Bardin L, Tarayre J P, Koek W, Colpaert F C
Centre de Recherche Pierre-Fabre, 17 Avenue Jean Moulin, F-81106 Cédex, Castres, France.
Eur J Pharmacol. 2001 Jun 8;421(2):109-14. doi: 10.1016/s0014-2999(01)01029-9.

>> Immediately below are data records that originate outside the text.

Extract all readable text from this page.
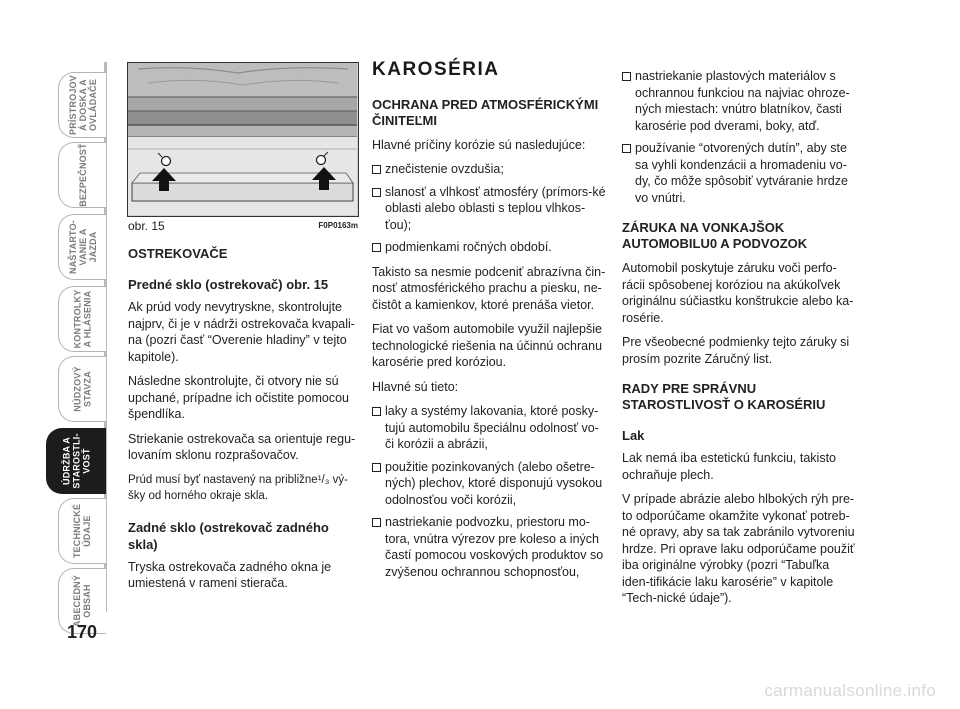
PRÍSTROJOV Á DOSKA A OVLÁDAČE
BEZPEČNOSŤ
NAŠTARTO- VANIE A JAZDA
KONTROLKY A HLÁSENIA
NÚDZOVÝ STAVZA
ÚDRŽBA A STAROSTLI- VOSŤ
TECHNICKÉ ÚDAJE
ABECEDNÝ OBSAH
170
obr. 15	F0P0163m
OSTREKOVAČE
Predné sklo (ostrekovač) obr. 15

Ak prúd vody nevytryskne, skontrolujte najprv, či je v nádrži ostrekovača kvapali-na (pozri časť “Overenie hladiny” v tejto kapitole).

Následne skontrolujte, či otvory nie sú upchané, prípadne ich očistite pomocou špendlíka.

Striekanie ostrekovača sa orientuje regu-lovaním sklonu rozprašovačov.

Prúd musí byť nastavený na približne¹/₃ vý-šky od horného okraje skla.

Zadné sklo (ostrekovač zadného skla)

Tryska ostrekovača zadného okna je umiestená v rameni stierača.

KAROSÉRIA
OCHRANA PRED ATMOSFÉRICKÝMI ČINITEĽMI

Hlavné príčiny korózie sú nasledujúce:

znečistenie ovzdušia;
slanosť a vlhkosť atmosféry (prímors-ké oblasti alebo oblasti s teplou vlhkos-ťou);
podmienkami ročných období.

Takisto sa nesmie podceniť abrazívna čin-nosť atmosférického prachu a piesku, ne-čistôt a kamienkov, ktoré prenáša vietor.

Fiat vo vašom automobile využil najlepšie technologické riešenia na účinnú ochranu karosérie pred koróziou.

Hlavné sú tieto:

laky a systémy lakovania, ktoré posky-tujú automobilu špeciálnu odolnosť vo-či korózii a abrázii,
použitie pozinkovaných (alebo ošetre-ných) plechov, ktoré disponujú vysokou odolnosťou voči korózii,
nastriekanie podvozku, priestoru mo-tora, vnútra výrezov pre koleso a iných častí pomocou voskových produktov so zvýšenou ochrannou schopnosťou,
nastriekanie plastových materiálov s ochrannou funkciou na najviac ohroze-ných miestach: vnútro blatníkov, časti karosérie pod dverami, boky, atď.
používanie “otvorených dutín”, aby ste sa vyhli kondenzácii a hromadeniu vo-dy, čo môže spôsobiť vytváranie hrdze vo vnútri.
ZÁRUKA NA VONKAJŠOK AUTOMOBILU0 A PODVOZOK

Automobil poskytuje záruku voči perfo-rácii spôsobenej koróziou na akúkoľvek originálnu súčiastku konštrukcie alebo ka-rosérie.

Pre všeobecné podmienky tejto záruky si prosím pozrite Záručný list.

RADY PRE SPRÁVNU STAROSTLIVOSŤ O KAROSÉRIU
Lak

Lak nemá iba estetickú funkciu, takisto ochraňuje plech.

V prípade abrázie alebo hlbokých rýh pre-to odporúčame okamžite vykonať potreb-né opravy, aby sa tak zabránilo vytvoreniu hrdze. Pri oprave laku odporúčame použiť iba originálne výrobky (pozri “Tabuľka iden-tifikácie laku karosérie” v kapitole “Tech-nické údaje”).

carmanualsonline.info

The experiments examined antinociceptive and intrinsic behavioral effects induced by the prototypical 5-HT1A receptor agonist 8-OH-DPAT (8-hydroxy-2-[di-n-propylamino] tetralin) in rats. 8-OH-DPAT (0.01-2.5 mg/kg, subcutaneous (s.c.)) reduced both the paw licking and paw elevation induced by (2.5%) formalin injection into the plantar surface of the right hindpaw; it also produced forepaw treading. All of these effects were completely blocked by pretreatment with WAY 100635 (N-(2-[4-(2-methoxyphenyl)-1-piperazinyl]ethyl)-N-(2-pyridinyl) cyclohexanecarboxamide trihydrochloride) (0.16 mg/kg, s.c.); prazosin (0.63 mg/kg, s.c.) inhibited forepaw treading, but not 8-OH-DPAT's action on paw elevation and paw licking. Repeated injection of 8-OH-DPAT (0.63 mg/kg, s.c.) twice daily for 4 days, markedly reduced 8-OH-DPAT's ability to produce forepaw treading, but exerted only little and inconsistent effects on its paw licking and paw elevation-inhibiting action. The data indicate that 8-OH-DPAT exerts an analgesic action in the formalin model of tonic nociceptive pain; this action is mediated by 5-HT(1A) receptors, and is not confounded by the productive sign (i.e., forepaw treading) of the 5-HT syndrome which 8-OH-DPAT also induces.
这些实验研究了典型的5-羟色胺1A受体激动剂8-OH-DPAT(8-羟基-2-[二正丙基氨基]四氢萘)对大鼠的抗伤害感受和内在行为影响。8-OH-DPAT(0.01 - 2.5毫克/千克,皮下注射)减少了右后足底注射(2.5%)福尔马林所诱导的舔爪和抬爪行为;它还引发了前爪踩踏。所有这些效应都被预先注射WAY 100635(N-(2-[4-(2-甲氧基苯基)-1-哌嗪基]乙基)-N-(2-吡啶基)环己烷甲酰胺三盐酸盐)(0.16毫克/千克,皮下注射)完全阻断;哌唑嗪(0.63毫克/千克,皮下注射)抑制了前爪踩踏,但不影响8-OH-DPAT对抬爪和舔爪的作用。每天两次重复注射8-OH-DPAT(0.63毫克/千克,皮下注射),持续4天,显著降低了8-OH-DPAT引发前爪踩踏的能力,但对其舔爪和抑制抬爪的作用仅有微小且不一致的影响。数据表明,8-OH-DPAT在福尔马林诱发的持续性伤害性疼痛模型中发挥镇痛作用;该作用由5-羟色胺(1A)受体介导,且不受8-OH-DPAT所诱导的5-羟色胺综合征的阳性体征(即前爪踩踏)的干扰。